El cuartel no es un reformatorio

904

“Nosotros vamos a utilizar los cuarteles para tender una mano contenciosa (sic) para ellos, respetando al objetor de conciencia que no quiera tocar un arma, pero vamos a utilizar los cuarteles para que la gente vaya a estudiar un oficio de mecánico, electricista, que sepa quién es Eugenio Alejandrino Garay, que cante el Himno Nacional y que recupere el orgullo de ser paraguayo”, dijo Mario Abdo en medio de aplausos en un acto en el marco de su campaña a la presidencia, refiriéndose a los hijos rebeldes.
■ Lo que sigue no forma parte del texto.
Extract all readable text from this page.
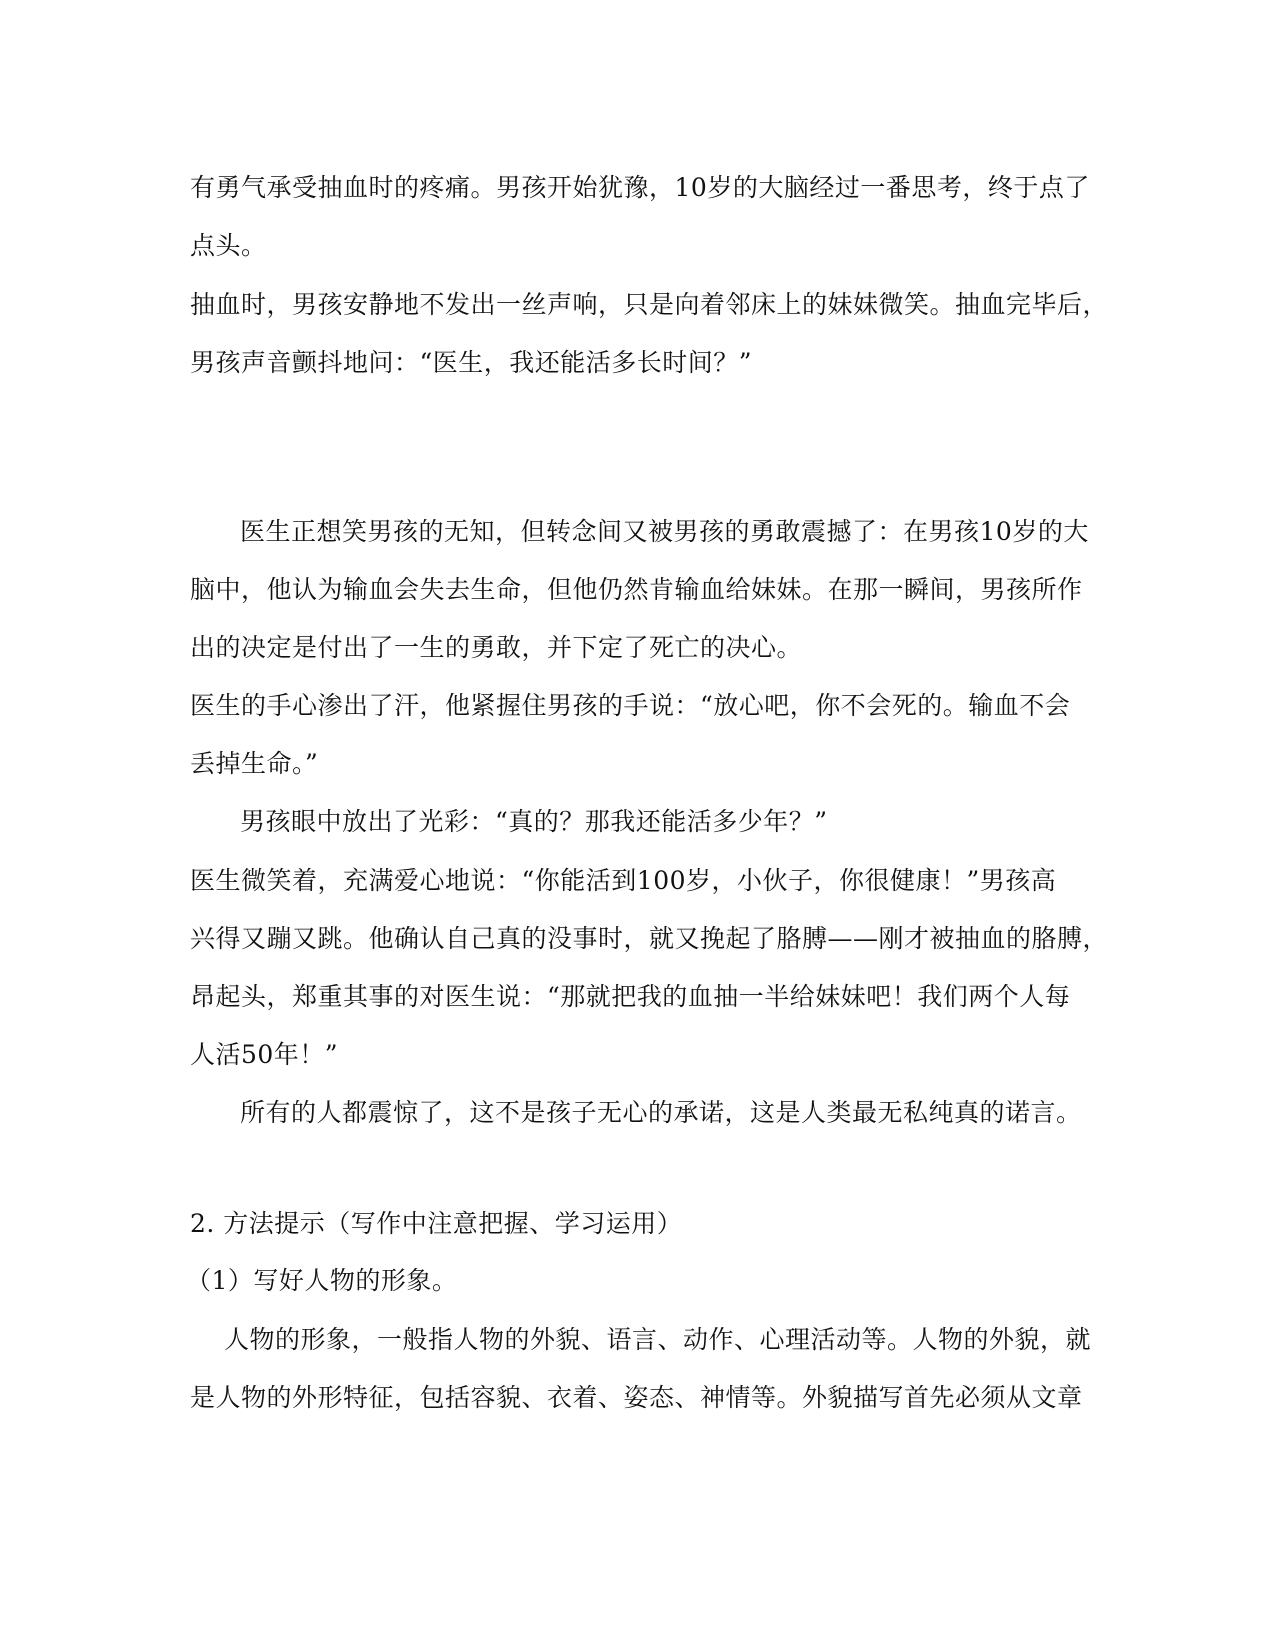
有勇气承受抽血时的疼痛。男孩开始犹豫，10岁的大脑经过一番思考，终于点了
点头。
抽血时，男孩安静地不发出一丝声响，只是向着邻床上的妹妹微笑。抽血完毕后，
男孩声音颤抖地问：“医生，我还能活多长时间？”
医生正想笑男孩的无知，但转念间又被男孩的勇敢震撼了：在男孩10岁的大
脑中，他认为输血会失去生命，但他仍然肯输血给妹妹。在那一瞬间，男孩所作
出的决定是付出了一生的勇敢，并下定了死亡的决心。
医生的手心渗出了汗，他紧握住男孩的手说：“放心吧，你不会死的。输血不会
丢掉生命。”
男孩眼中放出了光彩：“真的？那我还能活多少年？”
医生微笑着，充满爱心地说：“你能活到100岁，小伙子，你很健康！”男孩高
兴得又蹦又跳。他确认自己真的没事时，就又挽起了胳膊——刚才被抽血的胳膊，
昂起头，郑重其事的对医生说：“那就把我的血抽一半给妹妹吧！我们两个人每
人活50年！”
所有的人都震惊了，这不是孩子无心的承诺，这是人类最无私纯真的诺言。
2. 方法提示（写作中注意把握、学习运用）
（1）写好人物的形象。
人物的形象，一般指人物的外貌、语言、动作、心理活动等。人物的外貌，就
是人物的外形特征，包括容貌、衣着、姿态、神情等。外貌描写首先必须从文章
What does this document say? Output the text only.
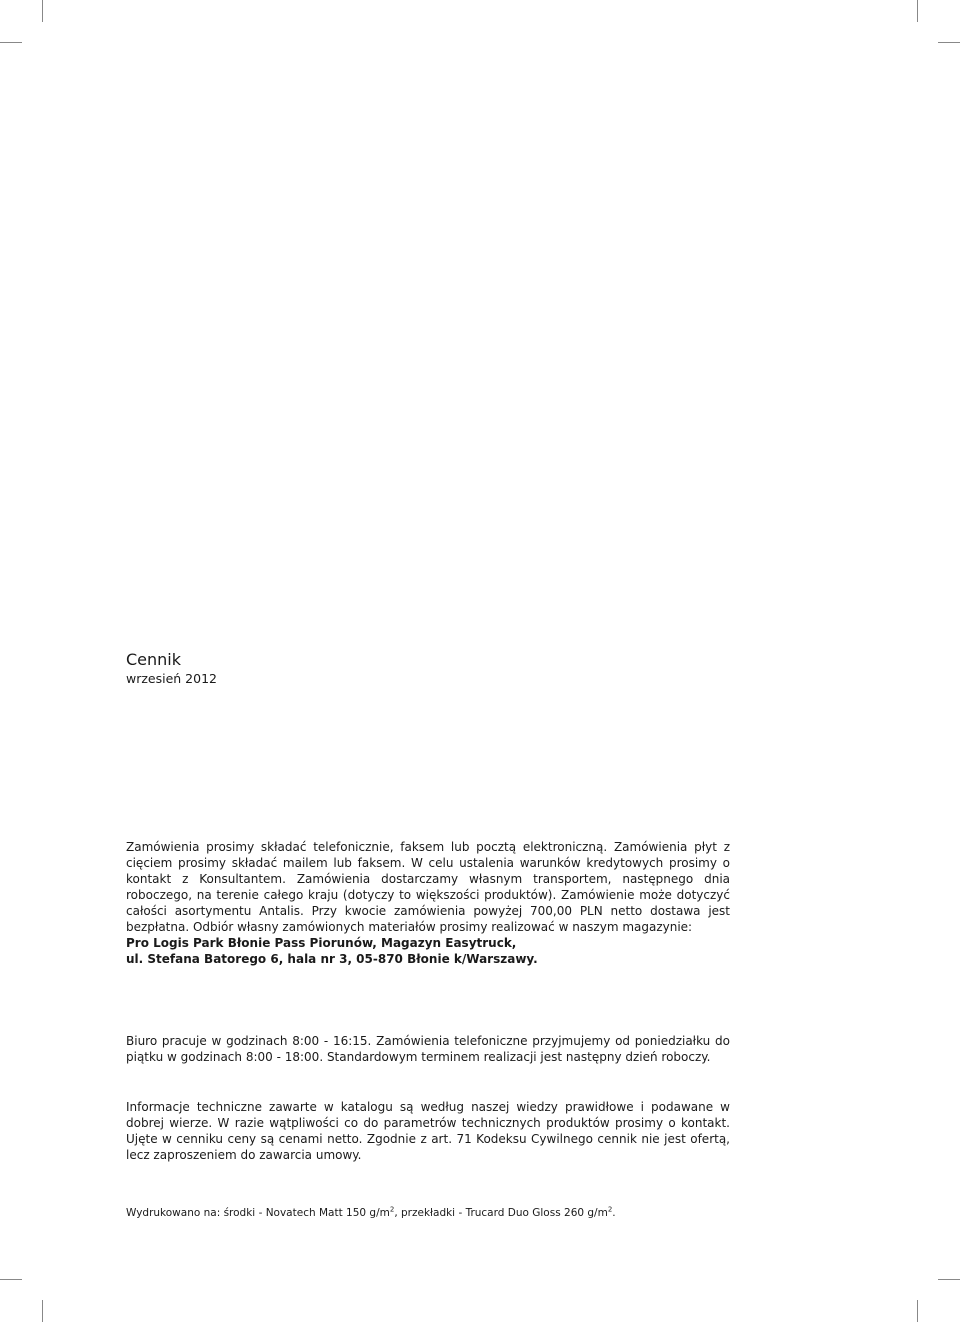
Cennik
wrzesień 2012
Zamówienia prosimy składać telefonicznie, faksem lub pocztą elektroniczną. Zamówienia płyt z cięciem prosimy składać mailem lub faksem. W celu ustalenia warunków kredytowych prosimy o kontakt z Konsultantem. Zamówienia dostarczamy własnym transportem, następnego dnia roboczego, na terenie całego kraju (dotyczy to większości produktów). Zamówienie może dotyczyć całości asortymentu Antalis. Przy kwocie zamówienia powyżej 700,00 PLN netto dostawa jest bezpłatna. Odbiór własny zamówionych materiałów prosimy realizować w naszym magazynie:
Pro Logis Park Błonie Pass Piorunów, Magazyn Easytruck,
ul. Stefana Batorego 6, hala nr 3, 05-870 Błonie k/Warszawy.
Biuro pracuje w godzinach 8:00 - 16:15. Zamówienia telefoniczne przyjmujemy od poniedziałku do piątku w godzinach 8:00 - 18:00. Standardowym terminem realizacji jest następny dzień roboczy.
Informacje techniczne zawarte w katalogu są według naszej wiedzy prawidłowe i podawane w dobrej wierze. W razie wątpliwości co do parametrów technicznych produktów prosimy o kontakt. Ujęte w cenniku ceny są cenami netto. Zgodnie z art. 71 Kodeksu Cywilnego cennik nie jest ofertą, lecz zaproszeniem do zawarcia umowy.
Wydrukowano na: środki - Novatech Matt 150 $g/m^2$, przekładki - Trucard Duo Gloss 260 $g/m^2$.
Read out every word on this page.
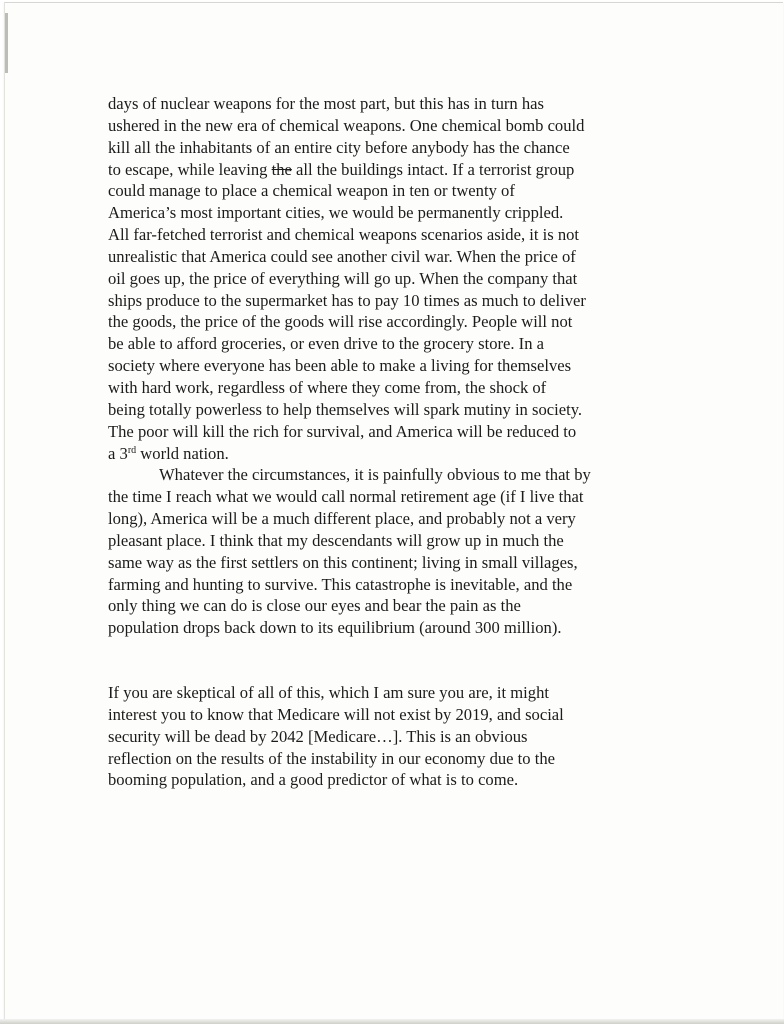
days of nuclear weapons for the most part, but this has in turn has
ushered in the new era of chemical weapons. One chemical bomb could
kill all the inhabitants of an entire city before anybody has the chance
to escape, while leaving the all the buildings intact. If a terrorist group
could manage to place a chemical weapon in ten or twenty of
America’s most important cities, we would be permanently crippled.
All far-fetched terrorist and chemical weapons scenarios aside, it is not
unrealistic that America could see another civil war. When the price of
oil goes up, the price of everything will go up. When the company that
ships produce to the supermarket has to pay 10 times as much to deliver
the goods, the price of the goods will rise accordingly. People will not
be able to afford groceries, or even drive to the grocery store. In a
society where everyone has been able to make a living for themselves
with hard work, regardless of where they come from, the shock of
being totally powerless to help themselves will spark mutiny in society.
The poor will kill the rich for survival, and America will be reduced to
a 3rd world nation.

Whatever the circumstances, it is painfully obvious to me that by
the time I reach what we would call normal retirement age (if I live that
long), America will be a much different place, and probably not a very
pleasant place. I think that my descendants will grow up in much the
same way as the first settlers on this continent; living in small villages,
farming and hunting to survive. This catastrophe is inevitable, and the
only thing we can do is close our eyes and bear the pain as the
population drops back down to its equilibrium (around 300 million).

If you are skeptical of all of this, which I am sure you are, it might
interest you to know that Medicare will not exist by 2019, and social
security will be dead by 2042 [Medicare…]. This is an obvious
reflection on the results of the instability in our economy due to the
booming population, and a good predictor of what is to come.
No se equivocó mucho al utilizar “mano contenciosa”, que significa “motivo de disputa entre dos partes”, y esto fue lo que causó en las redes sociales. Por una parte los defensores del Servicio Militar Obligatorio que sostienen que el SMO les ha ayudado para la vida, a enfrentarse a los problemas, a ser ciudadanos responsables y obedientes. Por otro, los objetores de conciencia dicen que es un modo de someter a los jóvenes, exponerlos a maltratos físicos y psicológicos a fin de lograr la “obediencia” a los jefes de mayor rango, incluso mandándoles realizar tareas denigrantes y que es una manera de obtener mano de obra barata y gratuita. Opino que si Marito tanto se preocupa por la formación y disciplina de los jóvenes (sean hijos de madres solteras o de familias “modelo”), debería enfocarse en la educación, proponer aumentar el PIB destinado a esta cartera, que por cierto es la más baja de la región. La disciplina y la obediencia son muy buenas y son la base para la educación. Sí, pero hay otros factores que determinan el carácter y el comportamiento de los jóvenes. La necesidad de una formación integral, apoyo a las artes, creación de oportunidades para desarrollar los talentos deportivos que poseen, áreas de recreación y sobre todo, una esperanza de fuentes de trabajo; que brinde la seguridad de que al culminar una carrera tendrán un ingreso que los ayudará a seguir su vida adulta con responsabilidad y ética.
El servicio militar no debería tomarse como un reformatorio de jóvenes rebeldes, tampoco debemos pensar que el cuartel va a “convertir” a un joven así. Un joven siempre es rebelde, lo que necesita es guía, oportunidades y motivación para desarrollar sus destrezas. No necesita un “cuartel”.